If you talk about an adhesive bandage or sticking plaster today, one imagines the band-aid®s used for the treatment of many small injuries in daily life. This simple adhesive tape comes in many shapes, sizes and designs, and was introduced to the public in the past century.
In contrast, the old remedies known as plasters or bandages – latin: emplastrum – are one of the oldest drug formulations existing. The oldest sources date from 1000 b.C. and were used by the Egyptians, Romans and Greek or in other advanced civilizations for therapeutic purposes like the treatment of pain and migraines, liver diseases, cancer etc. Further, up to the middle of the 20th century these old adhesive bandages were made in pharmacies, e.g. diachylon (emplastrum plumbi). The matrix was compounded from lead salts of fatty acids, fat, resins, oil, wax, turpentine, and their mixtures. When heated, the bandages were self-adhesive. Some diachylons were said to soften hard swellings, and dissipate tumors. Since then the use of these bandages as drug formulations were restricted to a few indications, like rheumatic diseases, warts, or hornifications of skin.

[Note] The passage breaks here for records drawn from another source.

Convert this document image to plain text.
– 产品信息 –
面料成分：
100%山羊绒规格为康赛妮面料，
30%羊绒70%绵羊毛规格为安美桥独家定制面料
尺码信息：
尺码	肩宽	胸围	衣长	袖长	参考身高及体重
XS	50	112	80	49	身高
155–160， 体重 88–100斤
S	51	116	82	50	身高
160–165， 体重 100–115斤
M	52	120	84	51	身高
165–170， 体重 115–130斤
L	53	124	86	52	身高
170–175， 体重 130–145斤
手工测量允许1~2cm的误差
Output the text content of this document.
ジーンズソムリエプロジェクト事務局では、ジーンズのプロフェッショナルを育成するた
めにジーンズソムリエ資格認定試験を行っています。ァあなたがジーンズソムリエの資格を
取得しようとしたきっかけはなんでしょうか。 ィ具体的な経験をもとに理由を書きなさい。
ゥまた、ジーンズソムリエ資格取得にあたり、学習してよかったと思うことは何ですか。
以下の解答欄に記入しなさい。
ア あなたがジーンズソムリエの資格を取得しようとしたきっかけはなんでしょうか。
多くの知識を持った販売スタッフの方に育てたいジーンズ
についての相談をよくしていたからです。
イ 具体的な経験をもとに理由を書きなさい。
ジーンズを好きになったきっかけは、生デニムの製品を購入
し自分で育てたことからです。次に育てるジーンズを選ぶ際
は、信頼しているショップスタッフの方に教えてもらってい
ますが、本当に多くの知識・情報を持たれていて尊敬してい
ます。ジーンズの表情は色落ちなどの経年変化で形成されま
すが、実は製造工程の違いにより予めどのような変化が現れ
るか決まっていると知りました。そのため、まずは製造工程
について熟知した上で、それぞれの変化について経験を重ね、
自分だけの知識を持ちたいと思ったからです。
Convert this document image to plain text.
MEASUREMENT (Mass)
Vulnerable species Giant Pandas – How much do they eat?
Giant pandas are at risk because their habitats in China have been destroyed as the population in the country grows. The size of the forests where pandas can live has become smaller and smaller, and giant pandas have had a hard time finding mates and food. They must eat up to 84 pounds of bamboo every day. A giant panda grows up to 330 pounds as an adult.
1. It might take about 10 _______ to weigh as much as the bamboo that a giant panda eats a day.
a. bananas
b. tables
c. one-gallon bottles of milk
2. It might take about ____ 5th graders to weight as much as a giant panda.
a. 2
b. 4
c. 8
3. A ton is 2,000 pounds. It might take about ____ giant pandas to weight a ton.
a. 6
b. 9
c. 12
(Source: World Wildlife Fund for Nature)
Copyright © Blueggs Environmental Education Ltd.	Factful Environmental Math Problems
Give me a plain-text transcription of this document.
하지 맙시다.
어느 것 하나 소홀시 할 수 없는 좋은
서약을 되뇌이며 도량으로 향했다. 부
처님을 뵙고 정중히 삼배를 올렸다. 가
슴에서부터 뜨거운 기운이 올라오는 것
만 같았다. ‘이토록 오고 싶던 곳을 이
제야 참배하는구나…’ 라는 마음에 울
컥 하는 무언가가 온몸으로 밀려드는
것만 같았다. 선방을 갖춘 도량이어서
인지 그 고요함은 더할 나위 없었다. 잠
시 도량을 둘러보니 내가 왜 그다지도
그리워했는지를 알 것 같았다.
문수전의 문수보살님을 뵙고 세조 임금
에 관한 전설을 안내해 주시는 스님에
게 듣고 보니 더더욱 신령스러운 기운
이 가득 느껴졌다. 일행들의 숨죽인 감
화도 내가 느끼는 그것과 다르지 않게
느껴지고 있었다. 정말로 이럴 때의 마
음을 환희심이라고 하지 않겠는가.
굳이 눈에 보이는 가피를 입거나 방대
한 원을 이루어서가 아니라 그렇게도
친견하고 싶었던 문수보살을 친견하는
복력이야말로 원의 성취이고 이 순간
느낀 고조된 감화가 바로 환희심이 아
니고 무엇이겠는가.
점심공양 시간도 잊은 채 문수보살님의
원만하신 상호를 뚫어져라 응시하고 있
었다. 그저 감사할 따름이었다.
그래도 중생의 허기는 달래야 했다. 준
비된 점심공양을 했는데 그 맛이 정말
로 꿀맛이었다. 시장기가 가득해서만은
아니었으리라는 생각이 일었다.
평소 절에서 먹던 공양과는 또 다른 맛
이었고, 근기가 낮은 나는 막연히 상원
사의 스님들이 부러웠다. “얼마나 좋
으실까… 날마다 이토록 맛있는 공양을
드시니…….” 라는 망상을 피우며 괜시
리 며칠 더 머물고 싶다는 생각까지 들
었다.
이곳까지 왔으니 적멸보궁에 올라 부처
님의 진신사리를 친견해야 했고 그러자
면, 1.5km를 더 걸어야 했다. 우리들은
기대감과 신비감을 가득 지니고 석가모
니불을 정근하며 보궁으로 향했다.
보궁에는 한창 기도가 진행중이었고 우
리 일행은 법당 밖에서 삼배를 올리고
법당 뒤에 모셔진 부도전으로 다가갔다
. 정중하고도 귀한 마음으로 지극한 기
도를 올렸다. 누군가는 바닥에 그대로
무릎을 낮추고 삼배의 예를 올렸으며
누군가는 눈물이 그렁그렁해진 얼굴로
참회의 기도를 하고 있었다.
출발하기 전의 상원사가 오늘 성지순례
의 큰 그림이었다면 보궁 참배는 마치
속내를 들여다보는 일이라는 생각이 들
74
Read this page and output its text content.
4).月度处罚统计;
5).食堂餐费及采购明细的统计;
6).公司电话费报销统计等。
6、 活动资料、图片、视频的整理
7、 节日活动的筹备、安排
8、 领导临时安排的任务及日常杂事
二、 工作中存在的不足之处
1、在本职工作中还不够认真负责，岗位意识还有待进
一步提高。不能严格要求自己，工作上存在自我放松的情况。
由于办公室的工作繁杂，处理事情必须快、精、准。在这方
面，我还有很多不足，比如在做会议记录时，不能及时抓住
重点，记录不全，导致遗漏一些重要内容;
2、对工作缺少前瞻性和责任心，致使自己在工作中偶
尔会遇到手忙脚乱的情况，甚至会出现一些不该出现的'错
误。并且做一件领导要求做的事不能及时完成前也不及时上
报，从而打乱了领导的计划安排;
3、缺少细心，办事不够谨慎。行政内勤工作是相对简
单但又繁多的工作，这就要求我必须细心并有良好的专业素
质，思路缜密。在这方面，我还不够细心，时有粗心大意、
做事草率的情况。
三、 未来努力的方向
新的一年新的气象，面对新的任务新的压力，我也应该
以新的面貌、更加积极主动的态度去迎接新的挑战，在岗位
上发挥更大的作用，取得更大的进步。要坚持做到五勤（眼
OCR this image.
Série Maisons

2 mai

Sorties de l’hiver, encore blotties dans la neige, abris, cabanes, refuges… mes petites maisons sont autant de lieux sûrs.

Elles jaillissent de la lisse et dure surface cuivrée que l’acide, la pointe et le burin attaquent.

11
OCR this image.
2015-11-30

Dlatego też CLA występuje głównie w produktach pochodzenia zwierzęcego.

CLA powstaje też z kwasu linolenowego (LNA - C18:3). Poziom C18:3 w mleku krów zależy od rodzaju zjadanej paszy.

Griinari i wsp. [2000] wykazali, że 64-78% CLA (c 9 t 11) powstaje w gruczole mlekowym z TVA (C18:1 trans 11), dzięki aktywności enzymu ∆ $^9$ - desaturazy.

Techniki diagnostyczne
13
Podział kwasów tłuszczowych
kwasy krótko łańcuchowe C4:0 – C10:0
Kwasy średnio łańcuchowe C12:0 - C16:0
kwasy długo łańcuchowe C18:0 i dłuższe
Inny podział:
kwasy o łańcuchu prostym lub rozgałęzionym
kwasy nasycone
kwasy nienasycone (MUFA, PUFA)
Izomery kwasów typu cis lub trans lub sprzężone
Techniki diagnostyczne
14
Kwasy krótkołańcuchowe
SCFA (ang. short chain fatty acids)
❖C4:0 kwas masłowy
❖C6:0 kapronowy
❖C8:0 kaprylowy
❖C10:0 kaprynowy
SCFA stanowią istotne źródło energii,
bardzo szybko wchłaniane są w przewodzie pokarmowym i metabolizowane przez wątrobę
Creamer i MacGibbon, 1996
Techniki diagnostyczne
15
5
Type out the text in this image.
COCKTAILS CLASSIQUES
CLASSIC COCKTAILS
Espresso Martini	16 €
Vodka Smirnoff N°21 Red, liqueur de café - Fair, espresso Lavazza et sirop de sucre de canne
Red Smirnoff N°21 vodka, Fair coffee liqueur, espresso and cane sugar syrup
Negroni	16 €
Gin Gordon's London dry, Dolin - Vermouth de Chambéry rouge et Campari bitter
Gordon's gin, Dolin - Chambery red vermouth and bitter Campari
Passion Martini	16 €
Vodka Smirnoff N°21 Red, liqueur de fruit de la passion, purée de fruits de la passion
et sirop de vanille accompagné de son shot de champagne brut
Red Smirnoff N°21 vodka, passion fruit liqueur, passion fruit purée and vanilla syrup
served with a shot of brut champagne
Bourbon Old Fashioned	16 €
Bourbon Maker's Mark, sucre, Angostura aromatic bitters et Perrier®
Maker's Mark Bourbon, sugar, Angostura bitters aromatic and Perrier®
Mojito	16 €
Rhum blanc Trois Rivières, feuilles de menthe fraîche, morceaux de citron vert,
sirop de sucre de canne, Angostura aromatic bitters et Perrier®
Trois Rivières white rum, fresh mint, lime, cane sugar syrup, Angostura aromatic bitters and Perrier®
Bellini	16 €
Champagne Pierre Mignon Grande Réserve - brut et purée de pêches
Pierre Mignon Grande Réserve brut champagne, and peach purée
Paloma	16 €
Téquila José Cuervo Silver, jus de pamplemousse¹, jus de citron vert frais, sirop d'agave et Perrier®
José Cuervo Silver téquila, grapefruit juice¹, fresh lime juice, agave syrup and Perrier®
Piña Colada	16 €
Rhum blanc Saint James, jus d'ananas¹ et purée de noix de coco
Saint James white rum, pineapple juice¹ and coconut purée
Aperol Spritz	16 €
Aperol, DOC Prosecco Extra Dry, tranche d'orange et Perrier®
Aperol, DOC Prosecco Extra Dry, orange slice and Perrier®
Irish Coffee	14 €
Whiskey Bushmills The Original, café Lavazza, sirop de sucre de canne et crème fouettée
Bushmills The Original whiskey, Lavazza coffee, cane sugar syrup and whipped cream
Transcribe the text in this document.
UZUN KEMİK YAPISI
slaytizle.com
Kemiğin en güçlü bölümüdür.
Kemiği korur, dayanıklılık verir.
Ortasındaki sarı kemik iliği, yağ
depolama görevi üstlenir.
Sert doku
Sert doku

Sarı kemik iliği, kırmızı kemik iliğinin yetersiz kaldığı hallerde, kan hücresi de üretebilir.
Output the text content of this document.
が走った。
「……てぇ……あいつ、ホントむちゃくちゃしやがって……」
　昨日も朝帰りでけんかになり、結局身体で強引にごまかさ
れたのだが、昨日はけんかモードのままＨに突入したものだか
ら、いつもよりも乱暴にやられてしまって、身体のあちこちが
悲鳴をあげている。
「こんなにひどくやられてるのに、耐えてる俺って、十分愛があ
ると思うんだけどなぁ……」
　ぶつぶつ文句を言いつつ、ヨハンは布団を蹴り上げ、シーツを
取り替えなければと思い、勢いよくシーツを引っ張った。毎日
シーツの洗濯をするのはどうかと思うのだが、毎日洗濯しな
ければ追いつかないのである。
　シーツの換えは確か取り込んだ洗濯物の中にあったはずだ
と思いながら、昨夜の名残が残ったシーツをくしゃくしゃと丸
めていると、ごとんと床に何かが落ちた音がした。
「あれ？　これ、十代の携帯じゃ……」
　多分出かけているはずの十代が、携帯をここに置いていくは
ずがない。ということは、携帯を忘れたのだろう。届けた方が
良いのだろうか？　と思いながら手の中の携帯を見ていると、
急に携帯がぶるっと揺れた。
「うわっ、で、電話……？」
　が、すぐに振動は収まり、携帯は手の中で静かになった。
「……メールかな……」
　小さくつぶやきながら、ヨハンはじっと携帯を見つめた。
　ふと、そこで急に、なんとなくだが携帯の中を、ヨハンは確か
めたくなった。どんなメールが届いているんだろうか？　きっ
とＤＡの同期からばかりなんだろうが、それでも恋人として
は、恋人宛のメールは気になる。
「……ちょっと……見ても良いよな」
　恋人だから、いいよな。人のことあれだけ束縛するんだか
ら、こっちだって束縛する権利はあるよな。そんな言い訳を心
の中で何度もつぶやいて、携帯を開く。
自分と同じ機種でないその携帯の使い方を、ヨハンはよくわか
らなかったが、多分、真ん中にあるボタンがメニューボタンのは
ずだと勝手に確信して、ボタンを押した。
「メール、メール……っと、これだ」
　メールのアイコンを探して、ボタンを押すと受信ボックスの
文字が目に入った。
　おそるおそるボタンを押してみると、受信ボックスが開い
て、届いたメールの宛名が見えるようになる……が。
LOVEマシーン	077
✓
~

As recently as the beginning of the 1980s new drug containing plasters, i.e. patches, for indications like motion sickness (scopolamine), angina pectoris (nitroglycerine), hormone replacement (estradiol) or hypertension (clonidine) were commercially launched. One precondition for this success was the development of modern transdermal therapeutic systems. They could prove on a scientific basis that drugs could permeate intact skin to generate therapeutic blood levels.